Probability given a cumlative funcion

[kuahji]

First determine the distribution function F(x)

f(x)= x/16 for 0<x<4
1/2-x/16 for 4\leqx<8
0 for elsewhere

So I determined this & came up with the function (which is correct)

F(x)= 0 for x<o
x^2/32 for 0<x<4
x/2-x^2/32-1 for 4\leqx<8
1 for x\geq8

Then there is the question P(X>10)

Now, my thoughts is that from the original problem, the probability that x is greater than 8 is zero, & therefore, it should be zero... But, I got the question wrong & the professor stated that P(X>10) is 1. Which doesn't make a whole lot of sense to me, but she explained it that since it doesn't have an upper bound, it must be 1. Any ideas here? We had a homework question that stated a similar P(11<x<12) but here, it was zero because she stated it was bounded outside of the range.

 

[Dick]

I'm with you. P(X>10) is 0. P(X<10) is 1. I don't see how you could interpret the problem otherwise.

 

[kuahji]

Do you think given that it is a big X & not a little x has anything to do with it? I could see if it was F(X>10) perhaps... the notation always ends up getting the best of me.

 

[HallsofIvy]

Could you state the problem exactly it is given? Yes, P(x> 10) is 0 but you titled this "cumulative" function and have F(x)= 1 for x\ge 8.

 

[kuahji]

It is stated "Determine the distribution function, F(x) of the random variable X whose probability density is..." what I outlined first.

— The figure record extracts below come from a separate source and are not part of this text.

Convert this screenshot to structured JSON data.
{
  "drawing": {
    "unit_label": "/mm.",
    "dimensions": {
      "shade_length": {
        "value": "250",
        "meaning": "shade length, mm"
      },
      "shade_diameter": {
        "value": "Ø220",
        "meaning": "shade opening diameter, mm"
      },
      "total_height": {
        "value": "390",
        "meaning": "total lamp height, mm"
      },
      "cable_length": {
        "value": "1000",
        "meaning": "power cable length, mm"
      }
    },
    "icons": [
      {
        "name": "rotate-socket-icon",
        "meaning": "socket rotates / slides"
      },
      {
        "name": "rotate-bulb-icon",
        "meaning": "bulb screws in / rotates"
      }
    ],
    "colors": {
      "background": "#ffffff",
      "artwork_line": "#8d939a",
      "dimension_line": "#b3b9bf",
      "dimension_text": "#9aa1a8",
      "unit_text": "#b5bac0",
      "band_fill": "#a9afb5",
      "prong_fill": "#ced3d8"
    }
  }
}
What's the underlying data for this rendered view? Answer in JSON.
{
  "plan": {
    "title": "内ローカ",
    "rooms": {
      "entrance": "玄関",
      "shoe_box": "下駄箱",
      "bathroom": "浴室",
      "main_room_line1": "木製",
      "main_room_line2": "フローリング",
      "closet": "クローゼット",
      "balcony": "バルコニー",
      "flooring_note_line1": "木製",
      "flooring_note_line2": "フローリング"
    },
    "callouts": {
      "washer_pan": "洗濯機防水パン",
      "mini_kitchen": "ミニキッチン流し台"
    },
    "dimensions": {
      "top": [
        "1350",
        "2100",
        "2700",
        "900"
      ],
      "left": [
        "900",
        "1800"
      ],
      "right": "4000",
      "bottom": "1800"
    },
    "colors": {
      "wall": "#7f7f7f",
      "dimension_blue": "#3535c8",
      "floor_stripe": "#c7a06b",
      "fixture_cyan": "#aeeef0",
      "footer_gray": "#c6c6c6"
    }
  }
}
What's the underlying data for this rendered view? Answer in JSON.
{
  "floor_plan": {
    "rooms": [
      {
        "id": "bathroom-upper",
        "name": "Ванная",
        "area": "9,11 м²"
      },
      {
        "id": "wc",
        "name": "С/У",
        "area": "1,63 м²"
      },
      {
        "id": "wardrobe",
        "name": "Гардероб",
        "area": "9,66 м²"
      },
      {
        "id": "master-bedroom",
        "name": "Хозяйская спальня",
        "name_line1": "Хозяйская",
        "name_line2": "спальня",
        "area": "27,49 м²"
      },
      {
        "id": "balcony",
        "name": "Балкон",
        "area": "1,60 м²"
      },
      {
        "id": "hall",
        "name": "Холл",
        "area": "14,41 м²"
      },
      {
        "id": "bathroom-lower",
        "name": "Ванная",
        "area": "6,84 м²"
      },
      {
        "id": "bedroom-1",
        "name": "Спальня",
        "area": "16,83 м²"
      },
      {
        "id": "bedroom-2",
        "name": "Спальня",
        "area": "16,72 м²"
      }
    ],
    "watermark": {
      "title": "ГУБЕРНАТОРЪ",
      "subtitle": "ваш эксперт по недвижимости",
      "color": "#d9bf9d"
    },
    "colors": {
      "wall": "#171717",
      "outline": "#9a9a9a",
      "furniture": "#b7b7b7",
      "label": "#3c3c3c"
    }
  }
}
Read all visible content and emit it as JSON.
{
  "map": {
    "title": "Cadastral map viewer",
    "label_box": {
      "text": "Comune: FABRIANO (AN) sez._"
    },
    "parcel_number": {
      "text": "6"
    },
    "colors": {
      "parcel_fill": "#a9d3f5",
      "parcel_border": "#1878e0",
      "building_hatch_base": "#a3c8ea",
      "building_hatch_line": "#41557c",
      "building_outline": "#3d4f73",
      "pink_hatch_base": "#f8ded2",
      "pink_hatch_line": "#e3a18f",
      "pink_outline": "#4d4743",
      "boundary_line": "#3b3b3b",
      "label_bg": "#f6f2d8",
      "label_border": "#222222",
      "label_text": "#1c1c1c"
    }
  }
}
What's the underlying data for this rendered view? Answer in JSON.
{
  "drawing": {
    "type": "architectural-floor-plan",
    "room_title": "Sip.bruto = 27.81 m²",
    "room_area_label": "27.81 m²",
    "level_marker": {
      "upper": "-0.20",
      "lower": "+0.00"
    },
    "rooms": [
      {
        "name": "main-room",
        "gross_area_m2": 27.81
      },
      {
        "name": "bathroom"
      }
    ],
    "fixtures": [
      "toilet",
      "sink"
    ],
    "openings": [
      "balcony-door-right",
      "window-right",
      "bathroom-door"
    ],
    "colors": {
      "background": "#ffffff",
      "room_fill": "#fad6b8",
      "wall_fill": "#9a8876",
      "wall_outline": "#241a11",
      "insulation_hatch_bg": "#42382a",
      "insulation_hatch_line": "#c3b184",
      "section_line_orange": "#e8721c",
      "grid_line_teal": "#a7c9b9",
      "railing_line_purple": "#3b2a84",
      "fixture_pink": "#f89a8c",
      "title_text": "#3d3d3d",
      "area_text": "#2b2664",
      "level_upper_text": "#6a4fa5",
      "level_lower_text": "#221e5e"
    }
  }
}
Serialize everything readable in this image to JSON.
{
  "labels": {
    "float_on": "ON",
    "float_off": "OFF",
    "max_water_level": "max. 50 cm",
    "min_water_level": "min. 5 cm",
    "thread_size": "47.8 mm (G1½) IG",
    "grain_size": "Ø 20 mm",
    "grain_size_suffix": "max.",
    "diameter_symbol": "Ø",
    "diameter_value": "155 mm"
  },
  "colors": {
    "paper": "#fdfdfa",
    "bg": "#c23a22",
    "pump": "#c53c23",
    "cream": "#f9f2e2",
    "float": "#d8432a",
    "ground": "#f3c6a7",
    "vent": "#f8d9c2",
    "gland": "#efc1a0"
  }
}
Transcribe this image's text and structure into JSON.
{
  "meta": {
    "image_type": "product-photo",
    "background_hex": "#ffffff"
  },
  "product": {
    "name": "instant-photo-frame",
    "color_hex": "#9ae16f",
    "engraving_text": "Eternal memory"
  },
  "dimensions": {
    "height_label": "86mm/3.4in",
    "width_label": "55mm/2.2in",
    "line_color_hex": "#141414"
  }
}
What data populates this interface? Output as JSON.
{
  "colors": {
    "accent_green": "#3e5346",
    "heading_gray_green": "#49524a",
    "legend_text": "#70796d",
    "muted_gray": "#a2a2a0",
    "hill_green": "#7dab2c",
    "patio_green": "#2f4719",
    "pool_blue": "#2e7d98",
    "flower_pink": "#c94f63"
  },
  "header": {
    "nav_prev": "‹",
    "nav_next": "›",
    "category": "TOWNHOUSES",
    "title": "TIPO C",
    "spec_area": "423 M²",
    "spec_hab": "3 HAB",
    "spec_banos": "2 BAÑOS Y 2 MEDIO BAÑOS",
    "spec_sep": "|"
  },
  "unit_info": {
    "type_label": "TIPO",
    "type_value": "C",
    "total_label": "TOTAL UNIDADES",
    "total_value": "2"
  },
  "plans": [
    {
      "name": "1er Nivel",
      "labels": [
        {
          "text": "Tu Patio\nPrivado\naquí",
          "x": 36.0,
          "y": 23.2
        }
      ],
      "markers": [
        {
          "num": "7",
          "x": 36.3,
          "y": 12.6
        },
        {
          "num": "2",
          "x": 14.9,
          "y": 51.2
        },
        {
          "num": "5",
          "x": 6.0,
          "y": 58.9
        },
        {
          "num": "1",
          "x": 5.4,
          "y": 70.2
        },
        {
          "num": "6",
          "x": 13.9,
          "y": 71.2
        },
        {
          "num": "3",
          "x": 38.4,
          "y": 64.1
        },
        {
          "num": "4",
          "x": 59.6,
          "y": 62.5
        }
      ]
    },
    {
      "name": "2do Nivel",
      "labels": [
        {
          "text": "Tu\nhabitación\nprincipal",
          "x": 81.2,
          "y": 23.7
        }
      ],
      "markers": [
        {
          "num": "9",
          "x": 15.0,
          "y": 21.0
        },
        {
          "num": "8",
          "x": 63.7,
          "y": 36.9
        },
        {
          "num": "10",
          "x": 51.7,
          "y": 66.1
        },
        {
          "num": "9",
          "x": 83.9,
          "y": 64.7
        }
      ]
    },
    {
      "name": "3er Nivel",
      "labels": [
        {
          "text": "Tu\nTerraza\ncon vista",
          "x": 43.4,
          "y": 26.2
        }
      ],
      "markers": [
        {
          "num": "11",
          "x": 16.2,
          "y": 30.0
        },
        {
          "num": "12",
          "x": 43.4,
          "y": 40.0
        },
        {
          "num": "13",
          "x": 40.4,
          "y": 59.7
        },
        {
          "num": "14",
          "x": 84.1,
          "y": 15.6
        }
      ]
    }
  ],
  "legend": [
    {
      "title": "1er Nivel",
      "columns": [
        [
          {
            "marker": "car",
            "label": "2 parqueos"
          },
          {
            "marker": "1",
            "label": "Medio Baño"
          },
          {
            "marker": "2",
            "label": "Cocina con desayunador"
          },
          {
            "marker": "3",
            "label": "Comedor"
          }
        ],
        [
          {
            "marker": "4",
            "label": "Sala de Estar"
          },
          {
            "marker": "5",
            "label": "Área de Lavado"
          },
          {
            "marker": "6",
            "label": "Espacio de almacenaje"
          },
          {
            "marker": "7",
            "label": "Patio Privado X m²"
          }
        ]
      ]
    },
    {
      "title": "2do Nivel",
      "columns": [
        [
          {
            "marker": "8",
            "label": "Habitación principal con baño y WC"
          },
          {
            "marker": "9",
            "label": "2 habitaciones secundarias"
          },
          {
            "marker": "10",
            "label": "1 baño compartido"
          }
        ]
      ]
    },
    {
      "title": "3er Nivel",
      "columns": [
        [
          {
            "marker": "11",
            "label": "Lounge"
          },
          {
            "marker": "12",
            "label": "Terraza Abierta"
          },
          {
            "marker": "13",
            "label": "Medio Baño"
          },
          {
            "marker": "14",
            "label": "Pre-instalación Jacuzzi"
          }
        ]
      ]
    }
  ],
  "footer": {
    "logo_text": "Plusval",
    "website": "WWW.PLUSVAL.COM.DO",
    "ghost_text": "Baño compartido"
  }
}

It then says "Use the information about F(x) in the previous question to determine" (which is the cumulative function I outlined)
a) P(X<6) which I did & showed the work 6/2-36/32-1 = 7/8 (which was correct)
b) P(X>10) which I showed the work 1-1=0 (which was marked wrong)
in class she specifically said b) was suppose to be 1. 1-0=1

 

[Dick]

I think this is all a misunderstanding. If P(X<6) is 7/8 then P(X>10) CANNOT be 1. They add to a number larger than 1 and they are mutually exclusive. That would just plain be silly. Please ask your teacher to explain. I can't.